With a $135,000 grant from FRAXA Research Foundation from 2001-2003, Dr. Jerry Yin and his team at the University of Wisconsin researched memory formation in Fragile X fruit flies. Dr. Yin started his Fragile X studies at Cold Spring Harbor Laboratory before moving to the Waisman Center.
Project Summary
by Jerry Yin, 7/1/2003
My laboratory is interested in the molecular mechanisms of memory formation. We study the Drosophila (fruit fly) and mouse model systems. All animals can form memories that persist for various lengths of time. Long-term memories, which require new proteins to be made in brain cells, enlist cell-wide processes such as gene transcription and translation. While these processes occur in the cell body, most neuroscientists agree that the specificity of neuronal circuits requires changes in the individual synapses that define the circuit. Since mammalian nerve cells can contain thousands of synapses, how are individual synapses targeted when cell-wide changes such as gene expression occur? This problem is a central issue in the field of memory formation. We are trying to test whether FMRP is involved in the molecular mechanism of synaptic specificity. We use genetic and biochemical approaches in fruit flies to address this problem.
It is now clear that one of the major functions that the FMRP protein performs is to bind mRNA molecules in the cell. This binding is probably involved in the transport and regulation of usage (translation) of the mRNA. Recent work in a number of laboratories suggests that some of the mRNAs that the FMRP protein binds to are sent out of the nucleus, the site of their synthesis, to distant regions of the neuron where the sites of memories are likely to be located (synapses). It is likely that neuronal activity at the synapse leads to the usage (translation) of various mRNAs at that synapse only, and that the Fragile X protein is somehow involved in this process. When the Fragile X protein is missing, the mRNA targets that it normally binds to are translated too frequently, and probably at the wrong places, resulting in the dysfunctions associated with the disease.
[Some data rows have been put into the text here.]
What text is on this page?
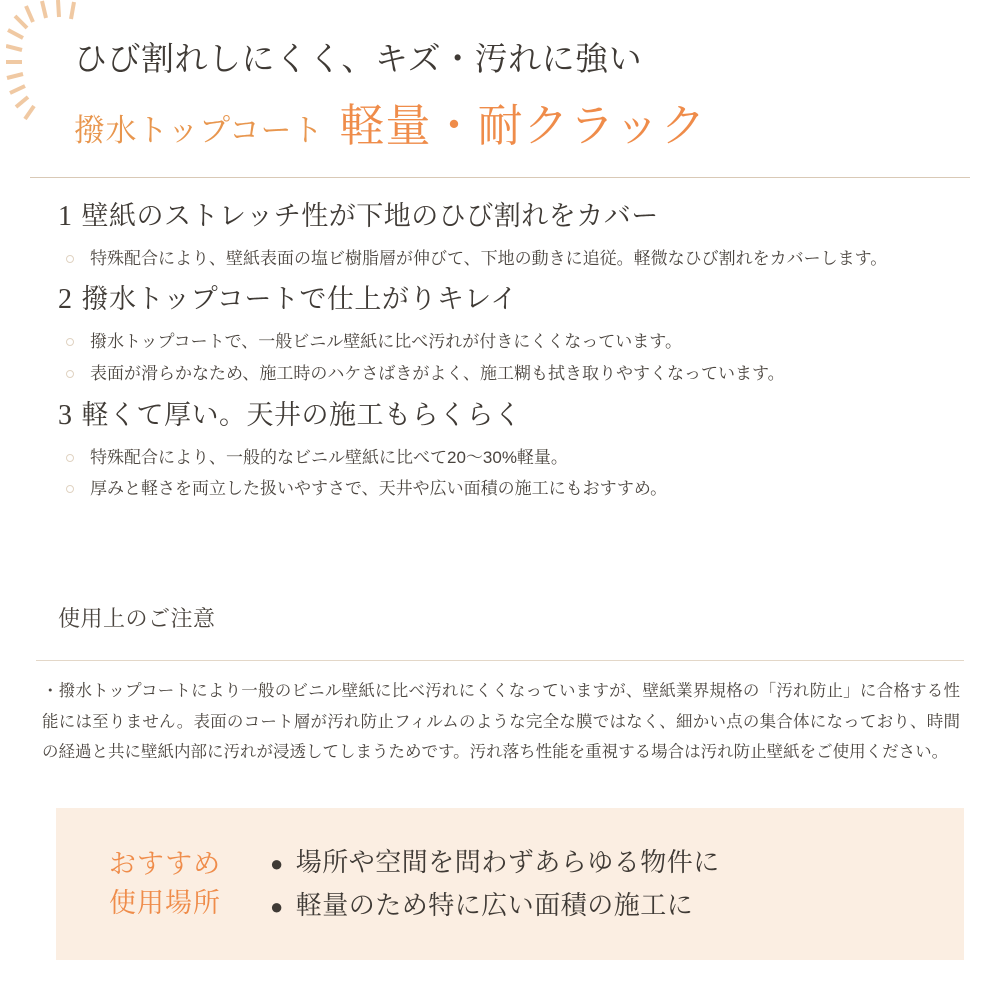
ひび割れしにくく、キズ・汚れに強い
撥水トップコート 軽量・耐クラック
1 壁紙のストレッチ性が下地のひび割れをカバー
特殊配合により、壁紙表面の塩ビ樹脂層が伸びて、下地の動きに追従。軽微なひび割れをカバーします。
2 撥水トップコートで仕上がりキレイ
撥水トップコートで、一般ビニル壁紙に比べ汚れが付きにくくなっています。
表面が滑らかなため、施工時のハケさばきがよく、施工糊も拭き取りやすくなっています。
3 軽くて厚い。天井の施工もらくらく
特殊配合により、一般的なビニル壁紙に比べて20〜30%軽量。
厚みと軽さを両立した扱いやすさで、天井や広い面積の施工にもおすすめ。
使用上のご注意
・撥水トップコートにより一般のビニル壁紙に比べ汚れにくくなっていますが、壁紙業界規格の「汚れ防止」に合格する性能には至りません。表面のコート層が汚れ防止フィルムのような完全な膜ではなく、細かい点の集合体になっており、時間の経過と共に壁紙内部に汚れが浸透してしまうためです。汚れ落ち性能を重視する場合は汚れ防止壁紙をご使用ください。
おすすめ
使用場所
● 場所や空間を問わずあらゆる物件に
● 軽量のため特に広い面積の施工に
Our lab is interested in understanding what happens to the Fragile X protein during the process of translation. We hypothesize that in response to neuronal activity, it undergoes modifications, allowing the mRNA targets to be translated at the synapse that was just active. We are searching for these modifications that might modulate the activity of the protein, and are involved in “tethering” it to the active synapse. In addition, we are trying to understand the molecules that might be involved in this “tethering” process.